Ouand le documentaire homonyme d’Alexei Navalny a remporté un Oscar dimanche, sa victoire a été saluée par beaucoup aux États-Unis comme une réprimande de l’invasion russe de l’Ukraine. En effet, s’exprimant par l’intermédiaire du réalisateur Daniel Roher, le chef de l’opposition russe a cité la « guerre d’agression injuste en Ukraine » comme raison pour laquelle il est actuellement en isolement cellulaire dans une prison russe. Mais il y avait au moins un contingent qui n’était pas prêt à faire l’éloge du film : des journalistes, des universitaires et des politiciens ukrainiens.
Sur Twitter, de nombreux utilisateurs ont critiqué l’Académie pour avoir fêté une famille russe à Los Angeles alors que tant d’Ukrainiens restent en danger face à l’invasion.
« La première photo est le combat pour la liberté.

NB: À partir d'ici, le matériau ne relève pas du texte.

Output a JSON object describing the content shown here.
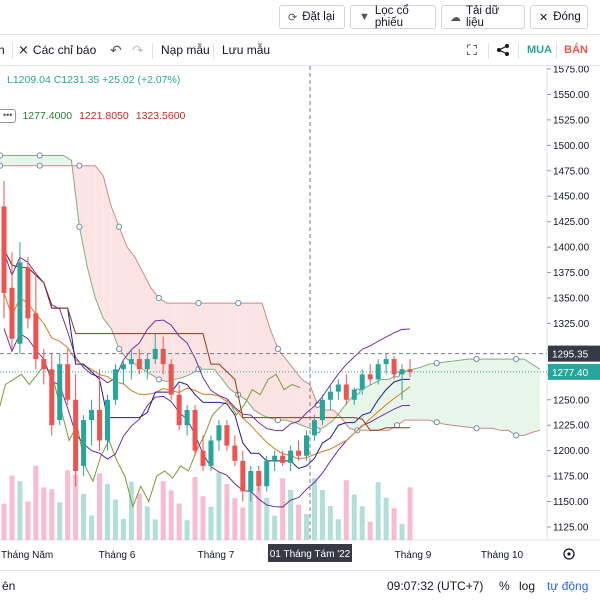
{
  "topbar": {
    "reset_label": "Đặt lại",
    "filter_label": "Lọc cổ phiếu",
    "download_label": "Tải dữ liệu",
    "close_label": "Đóng"
  },
  "toolbar": {
    "indicators_label": "Các chỉ báo",
    "load_template_label": "Nạp mẫu",
    "save_template_label": "Lưu mẫu",
    "buy_label": "MUA",
    "sell_label": "BÁN"
  },
  "legend": {
    "ohlc_text": "L1209.04  C1231.35  +25.02 (+2.07%)",
    "values": [
      "1277.4000",
      "1221.8050",
      "1323.5600"
    ]
  },
  "bottombar": {
    "range_text": "ên",
    "clock": "09:07:32 (UTC+7)",
    "percent_label": "%",
    "log_label": "log",
    "auto_label": "tự động"
  },
  "crosshair_date_label": "01 Tháng Tám '22",
  "price_tags": {
    "crosshair": "1295.35",
    "last": "1277.40"
  },
  "colors": {
    "up": "#26a69a",
    "down": "#ef5350",
    "vol_up": "#b2dfdb",
    "vol_down": "#f8bbd0",
    "cloud_bull": "#e8f5e9",
    "cloud_bear": "#fde4e4",
    "tenkan": "#1e1e8c",
    "kijun": "#8a3b12",
    "span_a": "#2e7d32",
    "span_b": "#c62828",
    "chikou": "#7a9a3a",
    "bb": "#6a1b9a",
    "ma": "#d4883a"
  },
  "chart_data": {
    "type": "candlestick",
    "y_ticks": [
      1575,
      1550,
      1525,
      1500,
      1475,
      1450,
      1425,
      1400,
      1375,
      1350,
      1325,
      1300,
      1275,
      1250,
      1225,
      1200,
      1175,
      1150,
      1125
    ],
    "ylim": [
      1103,
      1583
    ],
    "x_tick_labels": [
      "Tháng Năm",
      "Tháng 6",
      "Tháng 7",
      "Tháng 8",
      "Tháng 9",
      "Tháng 10"
    ],
    "crosshair_price": 1295.35,
    "last_price": 1277.4,
    "candles": [
      {
        "o": 1440,
        "h": 1465,
        "l": 1330,
        "c": 1355
      },
      {
        "o": 1360,
        "h": 1395,
        "l": 1300,
        "c": 1310
      },
      {
        "o": 1305,
        "h": 1405,
        "l": 1295,
        "c": 1385
      },
      {
        "o": 1380,
        "h": 1390,
        "l": 1320,
        "c": 1330
      },
      {
        "o": 1335,
        "h": 1375,
        "l": 1280,
        "c": 1290
      },
      {
        "o": 1290,
        "h": 1300,
        "l": 1265,
        "c": 1280
      },
      {
        "o": 1280,
        "h": 1295,
        "l": 1215,
        "c": 1225
      },
      {
        "o": 1230,
        "h": 1295,
        "l": 1225,
        "c": 1285
      },
      {
        "o": 1285,
        "h": 1300,
        "l": 1245,
        "c": 1250
      },
      {
        "o": 1250,
        "h": 1275,
        "l": 1165,
        "c": 1180
      },
      {
        "o": 1185,
        "h": 1235,
        "l": 1175,
        "c": 1230
      },
      {
        "o": 1230,
        "h": 1250,
        "l": 1205,
        "c": 1240
      },
      {
        "o": 1240,
        "h": 1280,
        "l": 1200,
        "c": 1210
      },
      {
        "o": 1210,
        "h": 1255,
        "l": 1200,
        "c": 1250
      },
      {
        "o": 1250,
        "h": 1285,
        "l": 1245,
        "c": 1280
      },
      {
        "o": 1280,
        "h": 1290,
        "l": 1265,
        "c": 1285
      },
      {
        "o": 1285,
        "h": 1300,
        "l": 1270,
        "c": 1290
      },
      {
        "o": 1290,
        "h": 1300,
        "l": 1275,
        "c": 1280
      },
      {
        "o": 1280,
        "h": 1295,
        "l": 1270,
        "c": 1290
      },
      {
        "o": 1290,
        "h": 1315,
        "l": 1285,
        "c": 1300
      },
      {
        "o": 1300,
        "h": 1312,
        "l": 1275,
        "c": 1285
      },
      {
        "o": 1285,
        "h": 1290,
        "l": 1250,
        "c": 1255
      },
      {
        "o": 1255,
        "h": 1265,
        "l": 1220,
        "c": 1225
      },
      {
        "o": 1225,
        "h": 1245,
        "l": 1215,
        "c": 1240
      },
      {
        "o": 1240,
        "h": 1245,
        "l": 1195,
        "c": 1200
      },
      {
        "o": 1200,
        "h": 1215,
        "l": 1180,
        "c": 1185
      },
      {
        "o": 1185,
        "h": 1215,
        "l": 1180,
        "c": 1210
      },
      {
        "o": 1210,
        "h": 1230,
        "l": 1200,
        "c": 1225
      },
      {
        "o": 1225,
        "h": 1230,
        "l": 1200,
        "c": 1205
      },
      {
        "o": 1205,
        "h": 1215,
        "l": 1185,
        "c": 1190
      },
      {
        "o": 1190,
        "h": 1200,
        "l": 1150,
        "c": 1160
      },
      {
        "o": 1160,
        "h": 1185,
        "l": 1150,
        "c": 1180
      },
      {
        "o": 1180,
        "h": 1185,
        "l": 1160,
        "c": 1165
      },
      {
        "o": 1165,
        "h": 1195,
        "l": 1160,
        "c": 1190
      },
      {
        "o": 1190,
        "h": 1200,
        "l": 1180,
        "c": 1195
      },
      {
        "o": 1195,
        "h": 1200,
        "l": 1185,
        "c": 1188
      },
      {
        "o": 1188,
        "h": 1205,
        "l": 1180,
        "c": 1200
      },
      {
        "o": 1200,
        "h": 1210,
        "l": 1190,
        "c": 1195
      },
      {
        "o": 1195,
        "h": 1220,
        "l": 1190,
        "c": 1215
      },
      {
        "o": 1215,
        "h": 1235,
        "l": 1210,
        "c": 1230
      },
      {
        "o": 1230,
        "h": 1255,
        "l": 1225,
        "c": 1250
      },
      {
        "o": 1250,
        "h": 1265,
        "l": 1240,
        "c": 1258
      },
      {
        "o": 1258,
        "h": 1270,
        "l": 1250,
        "c": 1265
      },
      {
        "o": 1265,
        "h": 1275,
        "l": 1245,
        "c": 1250
      },
      {
        "o": 1250,
        "h": 1262,
        "l": 1245,
        "c": 1260
      },
      {
        "o": 1260,
        "h": 1280,
        "l": 1255,
        "c": 1275
      },
      {
        "o": 1275,
        "h": 1285,
        "l": 1265,
        "c": 1270
      },
      {
        "o": 1270,
        "h": 1290,
        "l": 1265,
        "c": 1285
      },
      {
        "o": 1285,
        "h": 1295,
        "l": 1275,
        "c": 1290
      },
      {
        "o": 1290,
        "h": 1293,
        "l": 1270,
        "c": 1275
      },
      {
        "o": 1275,
        "h": 1285,
        "l": 1250,
        "c": 1280
      },
      {
        "o": 1280,
        "h": 1290,
        "l": 1272,
        "c": 1277
      }
    ]
  }
}
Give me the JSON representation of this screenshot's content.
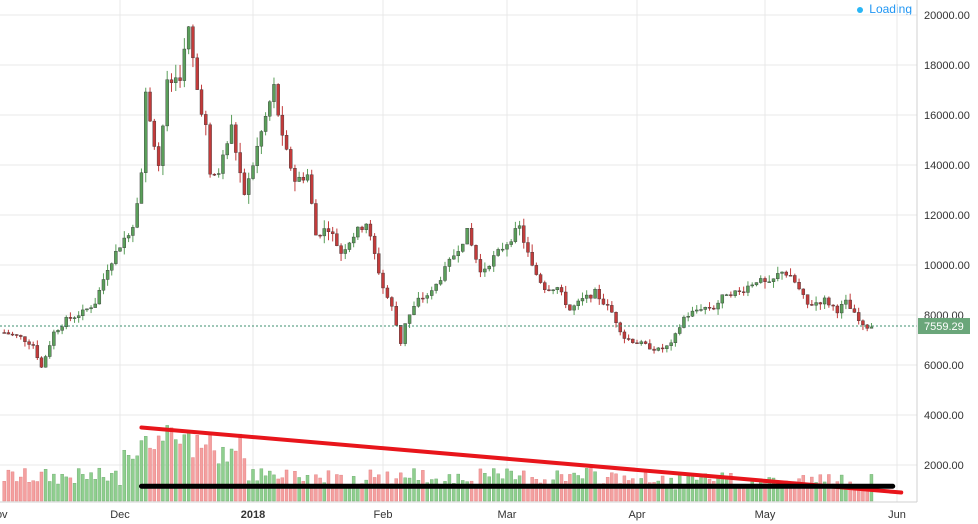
{
  "status": {
    "loading_label": "Loading"
  },
  "chart_data": {
    "type": "candlestick",
    "y_ticks": [
      "20000.00",
      "18000.00",
      "16000.00",
      "14000.00",
      "12000.00",
      "10000.00",
      "8000.00",
      "6000.00",
      "4000.00",
      "2000.00"
    ],
    "x_ticks": [
      "Dec",
      "2018",
      "Feb",
      "Mar",
      "Apr",
      "May",
      "Jun"
    ],
    "ylim": [
      700,
      20500
    ],
    "last_price_label": "7559.29",
    "last_price": 7559.29,
    "colors": {
      "up": "#5a9e5a",
      "down": "#c23b3b",
      "up_volume": "#8fcf8f",
      "down_volume": "#f4a0a0",
      "price_line": "#3c8f6f",
      "grid": "#e8e8e8",
      "trend_red": "#e8151b",
      "trend_black": "#000000"
    },
    "price_path": [
      [
        "Nov 3",
        7300
      ],
      [
        "Nov 7",
        7100
      ],
      [
        "Nov 10",
        6800
      ],
      [
        "Nov 12",
        5900
      ],
      [
        "Nov 15",
        7300
      ],
      [
        "Nov 18",
        7800
      ],
      [
        "Nov 22",
        8100
      ],
      [
        "Nov 25",
        8500
      ],
      [
        "Nov 28",
        9900
      ],
      [
        "Dec 1",
        10800
      ],
      [
        "Dec 4",
        11600
      ],
      [
        "Dec 6",
        13700
      ],
      [
        "Dec 7",
        16800
      ],
      [
        "Dec 10",
        14000
      ],
      [
        "Dec 12",
        17200
      ],
      [
        "Dec 15",
        17600
      ],
      [
        "Dec 17",
        19400
      ],
      [
        "Dec 19",
        17000
      ],
      [
        "Dec 21",
        15500
      ],
      [
        "Dec 22",
        13500
      ],
      [
        "Dec 24",
        13700
      ],
      [
        "Dec 27",
        15500
      ],
      [
        "Dec 30",
        12700
      ],
      [
        "Jan 2",
        14700
      ],
      [
        "Jan 6",
        17100
      ],
      [
        "Jan 8",
        15000
      ],
      [
        "Jan 11",
        13400
      ],
      [
        "Jan 14",
        13600
      ],
      [
        "Jan 16",
        11200
      ],
      [
        "Jan 19",
        11500
      ],
      [
        "Jan 22",
        10500
      ],
      [
        "Jan 25",
        11200
      ],
      [
        "Jan 28",
        11700
      ],
      [
        "Feb 1",
        9100
      ],
      [
        "Feb 3",
        8300
      ],
      [
        "Feb 5",
        6900
      ],
      [
        "Feb 6",
        7700
      ],
      [
        "Feb 9",
        8600
      ],
      [
        "Feb 12",
        8900
      ],
      [
        "Feb 16",
        10100
      ],
      [
        "Feb 20",
        11300
      ],
      [
        "Feb 23",
        9700
      ],
      [
        "Feb 26",
        10300
      ],
      [
        "Mar 1",
        10900
      ],
      [
        "Mar 4",
        11500
      ],
      [
        "Mar 7",
        9900
      ],
      [
        "Mar 10",
        9100
      ],
      [
        "Mar 13",
        9100
      ],
      [
        "Mar 16",
        8200
      ],
      [
        "Mar 19",
        8600
      ],
      [
        "Mar 22",
        8900
      ],
      [
        "Mar 26",
        8100
      ],
      [
        "Mar 29",
        7100
      ],
      [
        "Apr 1",
        6900
      ],
      [
        "Apr 6",
        6600
      ],
      [
        "Apr 9",
        6800
      ],
      [
        "Apr 12",
        7900
      ],
      [
        "Apr 16",
        8300
      ],
      [
        "Apr 19",
        8300
      ],
      [
        "Apr 22",
        8900
      ],
      [
        "Apr 25",
        8900
      ],
      [
        "Apr 29",
        9400
      ],
      [
        "May 2",
        9200
      ],
      [
        "May 5",
        9800
      ],
      [
        "May 8",
        9300
      ],
      [
        "May 11",
        8400
      ],
      [
        "May 15",
        8600
      ],
      [
        "May 18",
        8200
      ],
      [
        "May 20",
        8500
      ],
      [
        "May 22",
        8000
      ],
      [
        "May 24",
        7500
      ],
      [
        "May 26",
        7559
      ]
    ],
    "annotations": [
      {
        "name": "volume-downtrend-line",
        "color": "red",
        "from": [
          "Dec 6",
          3500
        ],
        "to": [
          "Jun 2",
          900
        ]
      },
      {
        "name": "volume-support-line",
        "color": "black",
        "from": [
          "Dec 6",
          1150
        ],
        "to": [
          "May 31",
          1150
        ]
      }
    ]
  }
}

La deuxième photo est la lutte pour le pouvoir. Ne les confondez pas », a écrit Taras Mishchenko, rédacteur en chef de la publication Mezha.Media, juxtaposant une image de la famille de Navalny en cravate noire aux Oscars avec une image de soldats ukrainiens sur un champ de bataille.
Mikhail Podolyak, un homme politique ukrainien, a également critiqué l’Académie pour ne pas avoir inclus le président ukrainien Volodymyr Zelensky lors de l’émission. Pour la deuxième année consécutive, l’Académie a aurait a rejeté une demande de Zelensky de parler au motif que l’événement n’est pas politique.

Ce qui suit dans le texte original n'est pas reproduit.